O olhar condescendente da burguesia
Na época do capitalismo industrial, a luta pela reforma agrária dos camponeses era contra o latifúndio. A própria burguesia industrial nos olhava com certa condescendência, porque, afinal, depois que nós conquistássemos a terra e se multiplicasse o campesinato, geraríamos mais compras na indústria, maior integração no mercado. A burguesia em si não se sentia afetada e foi por isso que ela nos tolerou. Porém, de dez anos para cá, a nova classe dominante do campo não é mais nem o latifúndio, nem a burguesia industrial; formou-se uma nova classe dominante. E essa classe é formada pelo capital financeiro, que domina a produção agrícola, pelas grandes empresas transnacionais e, óbvio, pelos fazendeiros que se modernizaram e aderiram a essa aliança. E ainda há um quarto elemento da composição de classes: os meios de comunicação. A burguesia usa os meios de comunicação para justificar ideologicamente à população que o agronegócio é a única alternativa possível, que ele sustenta o Brasil, que produz alimentos baratos, etc. Quem faz esse discurso todos os dias? A mídia. Então, ela deixou de ser um canal informativo e passou a ser um palanque ideológico da burguesia. Ela participa permanentemente da luta de classes.
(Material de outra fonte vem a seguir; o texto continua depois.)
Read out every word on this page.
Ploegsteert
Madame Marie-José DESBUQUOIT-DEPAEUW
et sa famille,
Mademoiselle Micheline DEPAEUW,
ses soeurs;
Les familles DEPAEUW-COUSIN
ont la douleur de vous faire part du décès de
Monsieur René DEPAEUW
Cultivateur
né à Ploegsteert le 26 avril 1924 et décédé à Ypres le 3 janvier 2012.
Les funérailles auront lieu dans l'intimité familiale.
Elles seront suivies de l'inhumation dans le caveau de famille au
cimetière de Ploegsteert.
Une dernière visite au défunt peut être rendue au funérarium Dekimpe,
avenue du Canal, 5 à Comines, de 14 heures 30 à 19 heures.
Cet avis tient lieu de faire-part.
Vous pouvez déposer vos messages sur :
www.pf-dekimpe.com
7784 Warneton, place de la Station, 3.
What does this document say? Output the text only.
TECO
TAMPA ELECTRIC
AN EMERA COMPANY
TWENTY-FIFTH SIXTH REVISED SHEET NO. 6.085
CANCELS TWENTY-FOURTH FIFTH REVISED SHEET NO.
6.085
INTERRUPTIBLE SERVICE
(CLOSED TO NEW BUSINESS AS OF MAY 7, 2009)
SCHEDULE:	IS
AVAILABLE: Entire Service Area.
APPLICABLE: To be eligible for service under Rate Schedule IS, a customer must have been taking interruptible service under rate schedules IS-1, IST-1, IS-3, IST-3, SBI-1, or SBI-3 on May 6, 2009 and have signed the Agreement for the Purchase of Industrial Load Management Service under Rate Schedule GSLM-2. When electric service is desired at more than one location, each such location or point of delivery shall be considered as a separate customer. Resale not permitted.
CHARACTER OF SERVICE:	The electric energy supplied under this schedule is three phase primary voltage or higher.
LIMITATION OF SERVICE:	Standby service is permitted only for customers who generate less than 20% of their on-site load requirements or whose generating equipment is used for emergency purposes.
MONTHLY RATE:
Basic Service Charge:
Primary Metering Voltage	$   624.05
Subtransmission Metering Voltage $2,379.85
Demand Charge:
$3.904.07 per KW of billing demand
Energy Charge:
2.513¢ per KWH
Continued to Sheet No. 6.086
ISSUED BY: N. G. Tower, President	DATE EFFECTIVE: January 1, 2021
Basta ver as manifestações de junho de 2013 para saber como a mídia se comportou. No campo acontece a mesma coisa. A mídia procura invisibilizar as lutas sociais. Há companheiros nas universidades dizendo que o governo está criminalizando as lutas sociais. Não. Nosso problema não é só repressão policial. Nosso problema é a repressão ideológica que os meios de comunicação fazem contra qualquer luta social.
IHU On-Line - O que a mobilização organizada, a partir da realização dos grandes eventos, como a Copa do Mundo e as Olimpíadas, indica sobre o estágio atual das articulações do MST? O Movimento dos Sem Terra perdeu seu papel de liderança na política nacional?
João Pedro Stédile – MST nunca se propôs a ser protagonista nem vanguarda de nada. Nós queremos apenas contribuir na luta pela reforma agrária e para as mudanças na sociedade. A luta de classes no Brasil e em qualquer parte do mundo, de acordo com a teoria da escola britânica de marxistas — Eric Hobsbawm, Giovanni Arrighi, etc. —, se dá em ondas de enfrentamentos entre as classes antagônicas num mesmo período histórico. No Brasil, desde 1989 houve um refluxo das massas após a classe trabalhadora ter sido derrotada no seu projeto democrático popular. A última grande greve no país foi em 1988, a última grande conquista que tivemos foi a Constituição de 88. Com a derrota [eleitoral] de 1989, quando de fato aflorou o neoliberalismo, e a burguesia virou hegemônica na sociedade brasileira, a classe trabalhadora refluiu e foi defender a sobrevivência.
O campesinato e as forças populares do campo, como não estavam ligados à luta direta pelo emprego, continuaram a mobilização até 2005. Então, a classe trabalhadora como um todo refluiu, porém os camponeses não. Nós, do MST, de 1997 a 2005, assumimos um protagonismo na luta contra o neoliberalismo que não esperávamos, porque continuamos mobilizados, e os outros não. De 2005 para cá, fruto de todo esse processo da luta, os camponeses também refluíram e, nós do MST juntos, como parte dessa onda histórica de refluxo.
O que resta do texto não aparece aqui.